I want to throw out some questions and see if we can get a good debate going about some stuff.
1) We've made so much advances in technology, some may argue too much but yet in politics we still have the same old tired 2 party system. Do you guys feel the 2 party system is out of date and should have been advanced in a way by now that we should have had legit 3rd party candidates to vote for?
2) Speaking of our 2 party system, most would say this is the most divided our country has been in years(many blame the last 8 years of Obama on the fact we are so divided at this point) so shouldn't we also just get past candidates being for Republican, Democrat, Right Wing, Liberal, and trying to unify this country as those labels also divide the country down the middle.
I think there is value to the two-party system in that it does, in theory, narrow elections down to two candidates. Parties effectively work when they are "platforms" for a population with a wide array of views as opposed to "tribes." In other words, the GOP traditionally has a wide ideological population of things like moderate libertarians, moral conservatives, Neoconservatives, etc.
From that population, one candidate gets nominated. Same for the Democrats who have a wide ideological base.
Theres always going to be people who are excluded because their preferred candidate lost in the nomination- and that's always been true. It's just been more pronounced recently since both parties have become more fragmented- Bernie and Hillary were extremely different candidates with extremely different platforms, same with Trump and the other GOP primary candidates. Most of the time people will compromise and vote for a candidate that they like more- and that for the most part happened in 2016.
The question is really whether that is good or not: I would argue it is because pluralities get messy. If the candidate that "wins" the election only got 30% of the vote that means that a candidate won who 70% of people voted against. Under the current Electoral system that would also mean that either one party would split and the other would win every election or every election would be decided by the House of Representatives among the top 3 electoral finishers.

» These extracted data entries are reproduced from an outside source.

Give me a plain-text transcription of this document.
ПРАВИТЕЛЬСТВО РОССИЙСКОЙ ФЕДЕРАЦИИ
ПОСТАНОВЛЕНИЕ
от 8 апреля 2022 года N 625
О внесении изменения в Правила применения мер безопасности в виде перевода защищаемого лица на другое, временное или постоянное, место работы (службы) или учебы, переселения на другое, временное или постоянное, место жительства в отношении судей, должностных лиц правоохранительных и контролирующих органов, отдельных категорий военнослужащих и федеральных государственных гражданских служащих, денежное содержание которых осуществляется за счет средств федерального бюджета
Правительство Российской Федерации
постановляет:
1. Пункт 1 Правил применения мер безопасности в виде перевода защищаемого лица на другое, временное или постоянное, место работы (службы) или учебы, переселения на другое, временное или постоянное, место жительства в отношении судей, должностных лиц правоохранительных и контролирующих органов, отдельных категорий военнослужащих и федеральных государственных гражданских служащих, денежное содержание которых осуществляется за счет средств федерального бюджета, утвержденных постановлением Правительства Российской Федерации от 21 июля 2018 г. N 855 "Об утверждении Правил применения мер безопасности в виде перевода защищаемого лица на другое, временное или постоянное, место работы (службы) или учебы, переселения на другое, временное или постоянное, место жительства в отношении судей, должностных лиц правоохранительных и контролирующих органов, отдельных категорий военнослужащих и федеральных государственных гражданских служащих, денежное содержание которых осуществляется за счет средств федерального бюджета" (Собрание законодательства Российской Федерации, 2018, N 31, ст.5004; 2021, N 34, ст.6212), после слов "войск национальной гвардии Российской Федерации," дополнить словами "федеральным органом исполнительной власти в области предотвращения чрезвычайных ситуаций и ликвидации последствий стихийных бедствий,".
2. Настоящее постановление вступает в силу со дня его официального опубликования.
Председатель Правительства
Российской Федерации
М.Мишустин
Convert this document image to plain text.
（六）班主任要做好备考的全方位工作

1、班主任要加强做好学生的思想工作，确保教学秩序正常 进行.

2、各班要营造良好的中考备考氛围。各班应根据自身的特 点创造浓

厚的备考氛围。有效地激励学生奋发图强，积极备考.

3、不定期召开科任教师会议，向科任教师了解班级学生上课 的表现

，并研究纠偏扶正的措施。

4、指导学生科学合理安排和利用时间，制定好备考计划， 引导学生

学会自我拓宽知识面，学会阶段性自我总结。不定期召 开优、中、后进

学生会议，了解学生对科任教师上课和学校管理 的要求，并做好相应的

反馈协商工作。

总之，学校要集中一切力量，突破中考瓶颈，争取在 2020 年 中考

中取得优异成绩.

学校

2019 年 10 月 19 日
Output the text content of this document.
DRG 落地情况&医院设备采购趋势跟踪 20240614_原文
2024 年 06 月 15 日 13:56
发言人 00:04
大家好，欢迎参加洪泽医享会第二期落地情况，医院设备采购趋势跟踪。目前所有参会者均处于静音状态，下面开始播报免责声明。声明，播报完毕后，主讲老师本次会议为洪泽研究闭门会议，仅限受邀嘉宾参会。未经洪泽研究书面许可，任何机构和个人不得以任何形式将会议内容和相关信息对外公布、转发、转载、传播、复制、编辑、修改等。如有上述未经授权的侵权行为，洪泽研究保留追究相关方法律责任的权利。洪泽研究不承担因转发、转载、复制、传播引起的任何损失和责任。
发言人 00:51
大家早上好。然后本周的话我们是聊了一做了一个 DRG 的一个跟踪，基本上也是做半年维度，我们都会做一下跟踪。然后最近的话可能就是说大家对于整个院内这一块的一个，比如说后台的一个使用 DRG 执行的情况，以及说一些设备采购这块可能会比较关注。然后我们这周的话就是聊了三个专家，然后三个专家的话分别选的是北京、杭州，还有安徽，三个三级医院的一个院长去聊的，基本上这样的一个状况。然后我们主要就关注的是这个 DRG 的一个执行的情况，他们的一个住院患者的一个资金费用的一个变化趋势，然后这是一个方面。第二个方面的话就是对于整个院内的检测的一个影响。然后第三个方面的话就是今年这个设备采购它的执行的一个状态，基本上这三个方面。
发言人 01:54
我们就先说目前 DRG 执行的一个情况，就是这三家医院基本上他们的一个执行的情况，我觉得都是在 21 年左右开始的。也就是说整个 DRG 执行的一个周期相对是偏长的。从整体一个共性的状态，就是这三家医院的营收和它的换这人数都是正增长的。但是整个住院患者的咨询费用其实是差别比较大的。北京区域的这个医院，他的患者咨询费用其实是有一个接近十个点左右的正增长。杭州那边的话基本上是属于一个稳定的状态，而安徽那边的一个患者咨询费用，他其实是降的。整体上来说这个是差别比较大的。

The basis of politics is the ability to compromise- and I would argue that the erosion of that idea is more to blame for the divisiveness in the country than any specific person/party. The Federal Government is gridlocked because we voted it into gridlock by voting largely for politicians who are unwilling to compromise with the other side. Its generally bad when we load Congress up with Ted Cruzs and Elizabeth Warrens who view their opposing parties as "stupid" or "bigoted" instead of trying to find a compromise. The fact that people can't see value in each other's arguments is the most disturbing trend in this country.